After that, commit and push to GitHub. Your blog should show up in https://username.github.io soon. You can check the status of it by checking the Repo > Settings (top bar) > Pages (left bar in Settings). If successful, you should see a message like “Your site is live at https://username.github.io”.

Locally, you can take a preview of what it looks like. You can use any Markdown viewer to read the formatted Markdown file. I use glow.

You can use bundle exec jekyll serve to start a static website locally so you can see the effect of your changes. Before that, you need to run bundle install to ensure necessary local dependencies are installed.

3/ Using a private repo as a staging area

OK, so by now, you have a blog website up. If you want to hide some part of the blog from the public, let’s say during writing, you can pick any private repo and create a folder with the following structures.

blogs/
  username.github.io/
    publish.sh
    _posts/
      2025-01-01-your-post.markdown
      ...
    draft/
  another_blog/
    ...

I hope the structure is self-explanatory. Basically, private repo is private, and we use a script to publish what’s in _posts, to pre-configured (in the script) public GitHub destinations.

And the publish.sh looks like the following. It basically fetches the public repo and overrides the _posts folder with what’s currently in the private repo’s \_post folder. Easy enough!
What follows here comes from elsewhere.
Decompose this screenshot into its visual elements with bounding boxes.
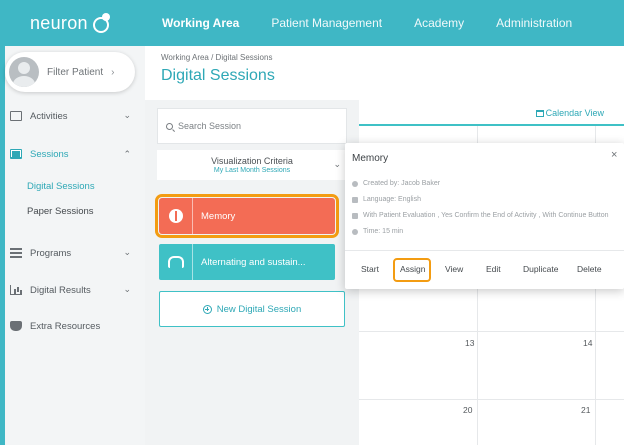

When I want to actually publish, I copy from the file from the draft/ directory to the _posts directory in my private repo and run ./publish.sh.

All you need to do is to replace USERNAME and USEREMAIL. Do read the script in full, though, and pay attention to what it is doing.

#!/bin/bash

# Set repo names
PUBLIC_REPO="git@github.com:USERNAME/USERNAME.github.io.git"
CLONE_DIR="blog_sync_temp"

# Remove any existing directory
rm -rf $CLONE_DIR

# Clone the public repo
git clone --depth=1 $PUBLIC_REPO $CLONE_DIR

# Copy only _posts/ from private repo
rsync -av --delete _posts/ $CLONE_DIR/_posts/

# Commit and push changes
cd $CLONE_DIR

git config user.name "USERNAME"
git config user.email "USEREMAIL"

git add _posts/
git commit -m "Sync latest _posts from private repo" || echo "No changes to commit"
git push origin main

# Cleanup
cd ..
rm -rf $CLONE_DIR

echo "Sync complete!"

4/ And One More Thing: Keep Things Private

To really keep things private, you will need to make sure your identity used for your secret yet public blog is not traced back to your real identity or your private repo. At least not easily traceable. To do that, here is something to think about:

  1. Use a new email address.
  2. Use a new GitHub account.
  3. Generate PAT, not using SSH to clone, as PAT token can be stored locally in your machine, yet SSH keys need to be uploaded to your public blog repo.
  4. Check the publish.sh script to make sure it does not pick up from global git settings that might reveal your identity.